Johannes Minckwitz (April 11, 1843 – May 20, 1901) was a German chess player and author.

==Origins==
Born in Leipzig, he was the son of German classical scholar and author Johannes Minckwitz.

==Chess play==
His best achievement was 2nd place, behind Adolf Anderssen, at Barmen 1869 (8th WDSB–Congress). He tied for 3rd-5th at Hamburg 1869 (2nd NDSB–Congress, Anderssen won); tied for 8-9th at Baden-Baden 1870 (Anderssen won); took 3rd at Krefeld 1871 (9th WDSB–Congress, Louis Paulsen won); took 4th at Frankfurt 1878 (12th WDSB–Congress, L. Paulsen won); took 11th at Leipzig 1879 (1st DSB Congress, Berthold Englisch won).

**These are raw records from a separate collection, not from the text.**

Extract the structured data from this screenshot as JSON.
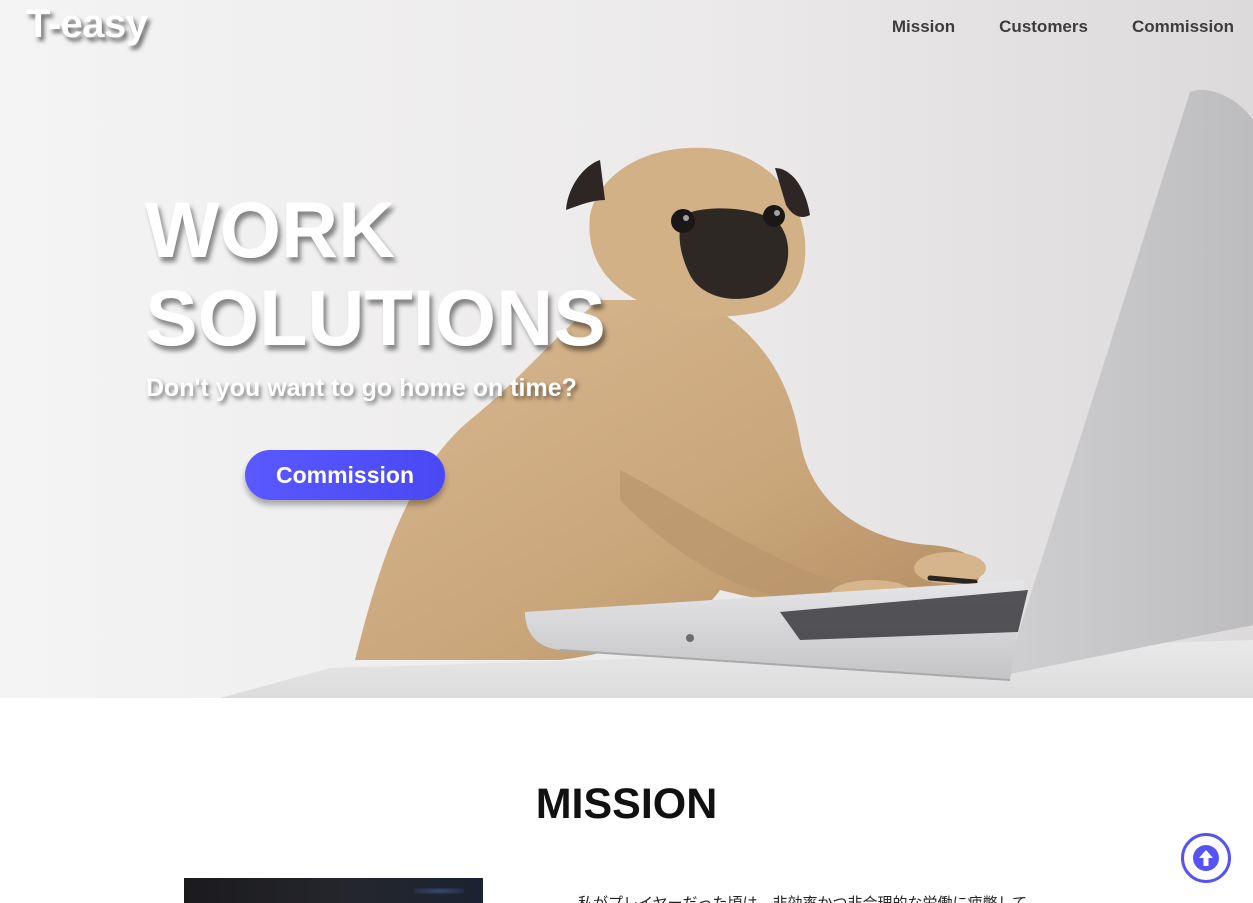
{
  "brand": {
    "logo_text": "T-easy"
  },
  "nav": {
    "items": [
      {
        "label": "Mission"
      },
      {
        "label": "Customers"
      },
      {
        "label": "Commission"
      }
    ]
  },
  "hero": {
    "title_line1": "WORK",
    "title_line2": "SOLUTIONS",
    "subtitle": "Don't you want to go home on time?",
    "cta_label": "Commission",
    "image_subject": "pug-at-laptop-photo"
  },
  "mission": {
    "title": "MISSION",
    "body_text": "私がプレイヤーだった頃は、非効率かつ非合理的な労働に疲弊して"
  },
  "back_to_top": {
    "icon": "arrow-up-circle-icon"
  },
  "colors": {
    "accent": "#5553f4",
    "button_gradient_start": "#5a58ff",
    "nav_text": "#3d3d3d",
    "hero_text": "#ffffff"
  }
}
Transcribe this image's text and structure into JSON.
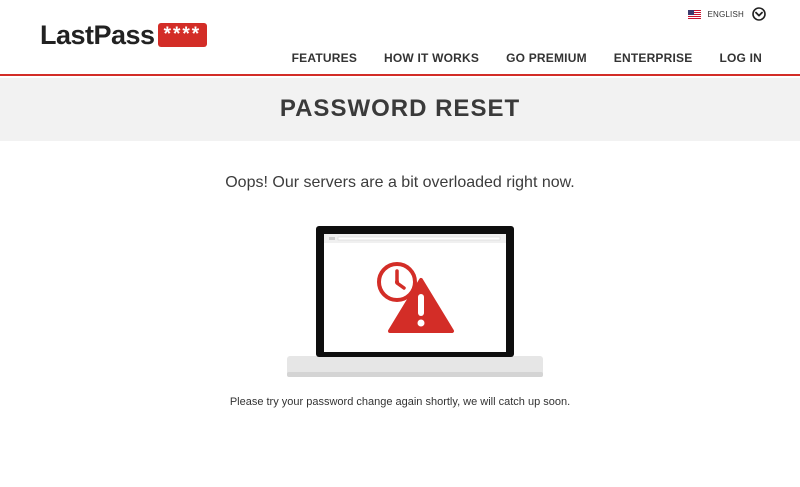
{
  "header": {
    "logo": {
      "text": "LastPass",
      "stars": "****"
    },
    "language": {
      "label": "ENGLISH",
      "flag_icon": "us-flag-icon"
    },
    "nav": [
      {
        "label": "FEATURES"
      },
      {
        "label": "HOW IT WORKS"
      },
      {
        "label": "GO PREMIUM"
      },
      {
        "label": "ENTERPRISE"
      },
      {
        "label": "LOG IN"
      }
    ]
  },
  "band": {
    "title": "PASSWORD RESET"
  },
  "main": {
    "message": "Oops! Our servers are a bit overloaded right now.",
    "illustration_icons": [
      "laptop-icon",
      "clock-icon",
      "warning-icon"
    ],
    "subtext": "Please try your password change again shortly, we will catch up soon."
  },
  "colors": {
    "brand_red": "#d32d27",
    "band_bg": "#f2f2f2",
    "text_dark": "#333333"
  }
}
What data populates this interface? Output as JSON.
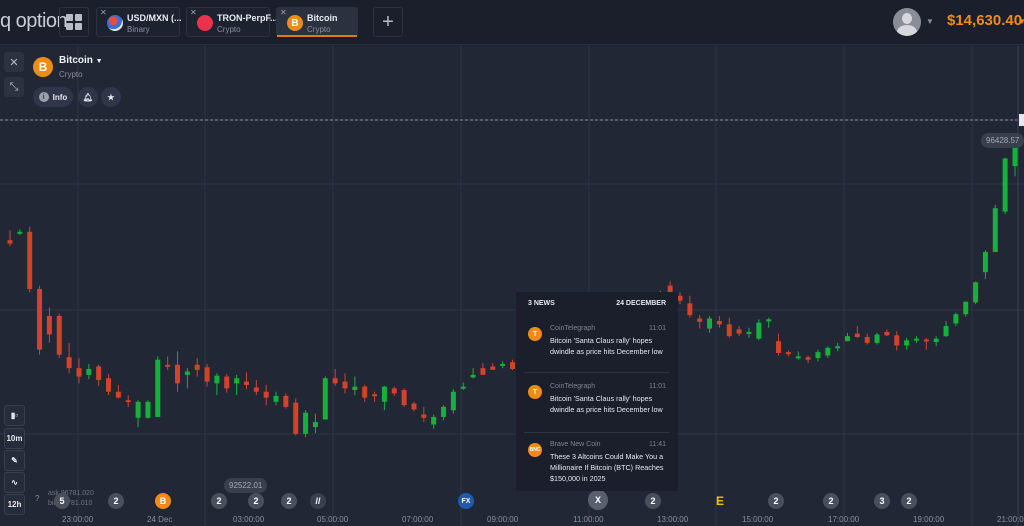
{
  "app": {
    "logo": "q option"
  },
  "tabs": [
    {
      "title": "USD/MXN (...",
      "subtitle": "Binary",
      "icon": "usd-mxn-flag-icon",
      "active": false
    },
    {
      "title": "TRON-PerpF...",
      "subtitle": "Crypto",
      "icon": "tron-icon",
      "active": false
    },
    {
      "title": "Bitcoin",
      "subtitle": "Crypto",
      "icon": "bitcoin-icon",
      "active": true
    }
  ],
  "header": {
    "balance": "$14,630.40"
  },
  "asset": {
    "name": "Bitcoin",
    "type": "Crypto",
    "icon_letter": "B",
    "info_label": "Info"
  },
  "tools": {
    "chart_type": "candles",
    "interval": "10m",
    "period": "12h"
  },
  "price": {
    "current": "96428.57",
    "low_marker": "92522.01",
    "ask": "ask 96781.020",
    "bid": "bid 96781.010"
  },
  "timeline": {
    "labels": [
      "23:00:00",
      "24 Dec",
      "03:00:00",
      "05:00:00",
      "07:00:00",
      "09:00:00",
      "11:00:00",
      "13:00:00",
      "15:00:00",
      "17:00:00",
      "19:00:00",
      "21:00:00"
    ],
    "badges": [
      "5",
      "2",
      "B",
      "2",
      "2",
      "2",
      "//",
      "FX",
      "X",
      "2",
      "E",
      "2",
      "2",
      "3",
      "2"
    ]
  },
  "news": {
    "count_label": "3 NEWS",
    "date": "24 DECEMBER",
    "items": [
      {
        "source": "CoinTelegraph",
        "time": "11:01",
        "headline": "Bitcoin 'Santa Claus rally' hopes dwindle as price hits December low",
        "icon": "T"
      },
      {
        "source": "CoinTelegraph",
        "time": "11:01",
        "headline": "Bitcoin 'Santa Claus rally' hopes dwindle as price hits December low",
        "icon": "T"
      },
      {
        "source": "Brave New Coin",
        "time": "11:41",
        "headline": "These 3 Altcoins Could Make You a Millionaire If Bitcoin (BTC) Reaches $150,000 in 2025",
        "icon": "BNC"
      }
    ]
  },
  "colors": {
    "up": "#14b23a",
    "down": "#d2432a",
    "accent": "#f08c16",
    "background": "#222736"
  },
  "chart_data": {
    "type": "candlestick",
    "title": "Bitcoin",
    "price_range": [
      92300,
      96600
    ],
    "candles": [
      [
        95220,
        95340,
        95150,
        95180
      ],
      [
        95300,
        95350,
        95280,
        95320
      ],
      [
        95320,
        95380,
        94600,
        94640
      ],
      [
        94640,
        94680,
        93860,
        93920
      ],
      [
        94320,
        94420,
        94000,
        94100
      ],
      [
        94320,
        94350,
        93820,
        93860
      ],
      [
        93830,
        94000,
        93640,
        93700
      ],
      [
        93700,
        93820,
        93520,
        93600
      ],
      [
        93620,
        93750,
        93570,
        93690
      ],
      [
        93720,
        93740,
        93490,
        93560
      ],
      [
        93580,
        93630,
        93380,
        93420
      ],
      [
        93420,
        93500,
        93340,
        93350
      ],
      [
        93320,
        93380,
        93240,
        93300
      ],
      [
        93110,
        93320,
        93000,
        93300
      ],
      [
        93110,
        93320,
        93100,
        93300
      ],
      [
        93120,
        93840,
        93120,
        93800
      ],
      [
        93740,
        93840,
        93680,
        93720
      ],
      [
        93740,
        93900,
        93420,
        93520
      ],
      [
        93620,
        93700,
        93460,
        93660
      ],
      [
        93740,
        93820,
        93600,
        93680
      ],
      [
        93710,
        93750,
        93480,
        93540
      ],
      [
        93520,
        93640,
        93380,
        93610
      ],
      [
        93600,
        93630,
        93410,
        93460
      ],
      [
        93520,
        93620,
        93380,
        93580
      ],
      [
        93540,
        93650,
        93450,
        93500
      ],
      [
        93470,
        93560,
        93380,
        93420
      ],
      [
        93420,
        93500,
        93260,
        93350
      ],
      [
        93300,
        93420,
        93260,
        93370
      ],
      [
        93370,
        93400,
        93220,
        93240
      ],
      [
        93290,
        93340,
        92900,
        92920
      ],
      [
        92920,
        93200,
        92880,
        93170
      ],
      [
        93000,
        93160,
        92930,
        93060
      ],
      [
        93090,
        93600,
        93090,
        93580
      ],
      [
        93580,
        93690,
        93490,
        93520
      ],
      [
        93540,
        93640,
        93400,
        93460
      ],
      [
        93440,
        93600,
        93380,
        93480
      ],
      [
        93480,
        93500,
        93300,
        93350
      ],
      [
        93390,
        93420,
        93300,
        93370
      ],
      [
        93300,
        93490,
        93200,
        93480
      ],
      [
        93460,
        93480,
        93370,
        93400
      ],
      [
        93440,
        93460,
        93240,
        93260
      ],
      [
        93280,
        93300,
        93190,
        93210
      ],
      [
        93150,
        93240,
        93060,
        93110
      ],
      [
        93030,
        93150,
        92980,
        93120
      ],
      [
        93120,
        93260,
        93080,
        93240
      ],
      [
        93200,
        93450,
        93160,
        93420
      ],
      [
        93470,
        93530,
        93440,
        93480
      ],
      [
        93590,
        93700,
        93580,
        93620
      ],
      [
        93700,
        93760,
        93650,
        93620
      ],
      [
        93720,
        93760,
        93720,
        93680
      ],
      [
        93740,
        93780,
        93700,
        93750
      ],
      [
        93770,
        93800,
        93680,
        93690
      ],
      [
        93700,
        93740,
        93600,
        93620
      ],
      [
        93610,
        93630,
        93350,
        93350
      ],
      [
        93380,
        93500,
        93300,
        93460
      ],
      [
        93530,
        93650,
        93500,
        93600
      ],
      [
        93640,
        93680,
        93560,
        93580
      ],
      [
        93560,
        93600,
        93520,
        93540
      ],
      [
        93600,
        93780,
        93500,
        93760
      ],
      [
        93880,
        94000,
        93860,
        93960
      ],
      [
        94040,
        94120,
        94010,
        94080
      ],
      [
        94160,
        94230,
        93980,
        94040
      ],
      [
        94040,
        94080,
        93940,
        93960
      ],
      [
        94000,
        94320,
        93920,
        94310
      ],
      [
        94290,
        94390,
        94130,
        94240
      ],
      [
        94240,
        94280,
        94160,
        94170
      ],
      [
        94250,
        94620,
        94200,
        94580
      ],
      [
        94680,
        94730,
        94500,
        94560
      ],
      [
        94560,
        94600,
        94460,
        94500
      ],
      [
        94470,
        94560,
        94300,
        94330
      ],
      [
        94290,
        94330,
        94170,
        94250
      ],
      [
        94170,
        94320,
        94120,
        94290
      ],
      [
        94260,
        94320,
        94180,
        94220
      ],
      [
        94220,
        94300,
        94060,
        94080
      ],
      [
        94160,
        94200,
        94080,
        94110
      ],
      [
        94120,
        94180,
        94060,
        94130
      ],
      [
        94050,
        94280,
        94030,
        94240
      ],
      [
        94260,
        94300,
        94180,
        94280
      ],
      [
        94020,
        94110,
        93850,
        93880
      ],
      [
        93890,
        93910,
        93840,
        93880
      ],
      [
        93840,
        93900,
        93800,
        93840
      ],
      [
        93830,
        93850,
        93760,
        93800
      ],
      [
        93820,
        93920,
        93780,
        93890
      ],
      [
        93850,
        93960,
        93820,
        93940
      ],
      [
        93940,
        94000,
        93900,
        93960
      ],
      [
        94020,
        94120,
        94020,
        94080
      ],
      [
        94110,
        94200,
        94060,
        94070
      ],
      [
        94070,
        94110,
        93980,
        94000
      ],
      [
        94000,
        94120,
        93980,
        94100
      ],
      [
        94130,
        94160,
        94080,
        94090
      ],
      [
        94090,
        94140,
        93910,
        93970
      ],
      [
        93970,
        94060,
        93920,
        94030
      ],
      [
        94030,
        94080,
        94000,
        94050
      ],
      [
        94040,
        94060,
        93920,
        94020
      ],
      [
        94010,
        94080,
        93960,
        94050
      ],
      [
        94080,
        94260,
        94070,
        94200
      ],
      [
        94230,
        94360,
        94200,
        94340
      ],
      [
        94340,
        94470,
        94310,
        94490
      ],
      [
        94480,
        94730,
        94460,
        94720
      ],
      [
        94840,
        95100,
        94760,
        95080
      ],
      [
        95080,
        95640,
        95080,
        95600
      ],
      [
        95560,
        96200,
        95530,
        96190
      ],
      [
        96100,
        96480,
        95980,
        96440
      ]
    ]
  }
}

He shared 1st with Max Weiss and Adolf Schwarz at Graz 1880; tied for 3rd-5th at Braunschweig 1880 (13th WDSB–Congress, L. Paulsen won); took 8th at Wiesbaden 1880 (Joseph Henry Blackburne, A. Schwarz and B. Englisch won); tied for 7-8th at Berlin 1881 (2nd DSB–Congress, Blackburne won); took 10th at Hamburg (4th DSB–Congress, Isidor Gunsberg won); tied for 13-14th at Breslau (6th DSB–Congress, Siegbert Tarrasch won), and took 9th at Berlin 1890 (Emanuel Lasker and Berthold Lasker won).
==Last years and death==
Around 1883, he began to show symptoms of mental illness for which he was hospitalized several times. On May 15, 1901, he threw himself under an electric train, losing both his arms, and died five days later in Biebrich.

==Chess literature==
In 1865–1876 and 1879–1886, he was an editor of the Deutsche Schachzeitung and author of Das ABC des Schachspiels (Leipzig 1879), Humor in Schachspiel (Leipzig 1885) and Der kleine Schachkönig (Leipzig 1889).